Damit wisst ihr nun, wie ihr professionell HDR-Bilder in Photoshop erstellt. Wenn ihr euch weitere Anregungen zu tollen Fotos mit großen Dynamikumfang holen wollt, dann schaut euch doch einmal in der HDR Group auf Flickr um. Dort findet ihr eine Vielzahl schöner Fotos.
Wer übrigens auf der Suche nach meinem alten Photoshop-Pseudo-HDR-Tutorial ist, kann sich dieses hier als PDF herunterladen: [Download nicht gefunden.]
3 Kommentare
Hey Thomas,
du hast ein mega-cooles Tutorial geschrieben und es macht richtig Spaß diesen Schritt für Schritt durchzugehen, Danke!
In der Praxis ist mir jedoch aufgefallen das ich den „letzten“ Schritt nicht durchführen kann, da ich nicht die Auswahl habe die HDR Datei zum Schluss in RAW zu öffnen.
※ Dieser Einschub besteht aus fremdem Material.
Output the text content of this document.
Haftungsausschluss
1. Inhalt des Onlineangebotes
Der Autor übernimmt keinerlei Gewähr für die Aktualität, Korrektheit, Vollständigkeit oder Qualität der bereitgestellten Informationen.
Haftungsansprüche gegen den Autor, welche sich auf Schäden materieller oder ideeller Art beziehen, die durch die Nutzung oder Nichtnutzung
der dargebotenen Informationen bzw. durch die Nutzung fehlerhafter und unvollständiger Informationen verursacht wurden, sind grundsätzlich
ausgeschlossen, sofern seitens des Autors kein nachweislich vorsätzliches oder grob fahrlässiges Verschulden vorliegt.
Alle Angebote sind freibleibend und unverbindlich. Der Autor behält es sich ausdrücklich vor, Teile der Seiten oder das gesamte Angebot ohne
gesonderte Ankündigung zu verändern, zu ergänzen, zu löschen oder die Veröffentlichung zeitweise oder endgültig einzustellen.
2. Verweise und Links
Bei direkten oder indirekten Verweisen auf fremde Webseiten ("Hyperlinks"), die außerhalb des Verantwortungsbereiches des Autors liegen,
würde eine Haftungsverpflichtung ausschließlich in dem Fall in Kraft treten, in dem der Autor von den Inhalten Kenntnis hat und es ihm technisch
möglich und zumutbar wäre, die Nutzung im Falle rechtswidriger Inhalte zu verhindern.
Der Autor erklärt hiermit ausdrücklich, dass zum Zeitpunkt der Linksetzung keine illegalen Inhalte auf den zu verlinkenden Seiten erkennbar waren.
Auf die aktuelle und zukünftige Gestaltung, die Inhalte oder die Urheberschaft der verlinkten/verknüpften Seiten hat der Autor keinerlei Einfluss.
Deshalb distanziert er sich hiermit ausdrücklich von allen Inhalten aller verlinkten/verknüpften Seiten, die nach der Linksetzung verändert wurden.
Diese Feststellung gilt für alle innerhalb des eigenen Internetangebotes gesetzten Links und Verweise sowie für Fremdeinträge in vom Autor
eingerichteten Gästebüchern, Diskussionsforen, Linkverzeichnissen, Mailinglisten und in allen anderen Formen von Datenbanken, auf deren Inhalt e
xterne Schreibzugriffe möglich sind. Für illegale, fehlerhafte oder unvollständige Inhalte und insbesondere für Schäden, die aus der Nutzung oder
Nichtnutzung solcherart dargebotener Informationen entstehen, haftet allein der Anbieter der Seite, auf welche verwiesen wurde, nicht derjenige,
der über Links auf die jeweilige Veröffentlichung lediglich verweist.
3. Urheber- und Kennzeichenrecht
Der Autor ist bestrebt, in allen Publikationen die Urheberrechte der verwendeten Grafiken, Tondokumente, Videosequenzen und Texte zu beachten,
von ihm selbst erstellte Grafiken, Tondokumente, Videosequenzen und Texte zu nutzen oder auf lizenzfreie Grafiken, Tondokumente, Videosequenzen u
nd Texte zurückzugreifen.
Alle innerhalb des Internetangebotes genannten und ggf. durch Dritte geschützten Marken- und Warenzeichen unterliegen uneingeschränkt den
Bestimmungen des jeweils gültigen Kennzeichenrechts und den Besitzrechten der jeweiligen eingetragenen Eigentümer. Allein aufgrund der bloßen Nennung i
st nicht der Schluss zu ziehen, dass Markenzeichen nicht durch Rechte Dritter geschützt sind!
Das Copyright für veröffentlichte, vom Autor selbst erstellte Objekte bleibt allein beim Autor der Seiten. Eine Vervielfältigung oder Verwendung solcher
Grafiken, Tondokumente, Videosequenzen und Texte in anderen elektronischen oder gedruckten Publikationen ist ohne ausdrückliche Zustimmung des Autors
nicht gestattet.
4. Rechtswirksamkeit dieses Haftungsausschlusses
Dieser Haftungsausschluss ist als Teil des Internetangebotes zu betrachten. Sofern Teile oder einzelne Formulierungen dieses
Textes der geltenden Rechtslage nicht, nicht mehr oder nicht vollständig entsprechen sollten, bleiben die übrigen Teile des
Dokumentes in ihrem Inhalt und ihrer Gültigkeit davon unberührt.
Vieleicht hatte schon jemand das gleiche Problem, ich hoffe auf Lösungsvorschläge!
Danke und beste Grüße
Anatoli
Hallo Anatoli,
dein Problem wird wahrscheinlich im Dateiformat des abgespeicherten Bildes begründet sein. TIFF-Dateien lassen sich in CameraRAW öffnen – PSD-Dateien nicht. Probiere also einfach mal, dein Bild als TIFF zu speichern und dann solltest du sowohl in Bridge, als auch in Photoshop dieses Bild in CameraRAW öffnen können.
Beste Grüße, Thomas
Hi,
Super Tutorial!
Hab nur ein kleines Problem. Und zwar ändert sich bei mir nach „OK“ klicken bei Step2 das Bild extrem.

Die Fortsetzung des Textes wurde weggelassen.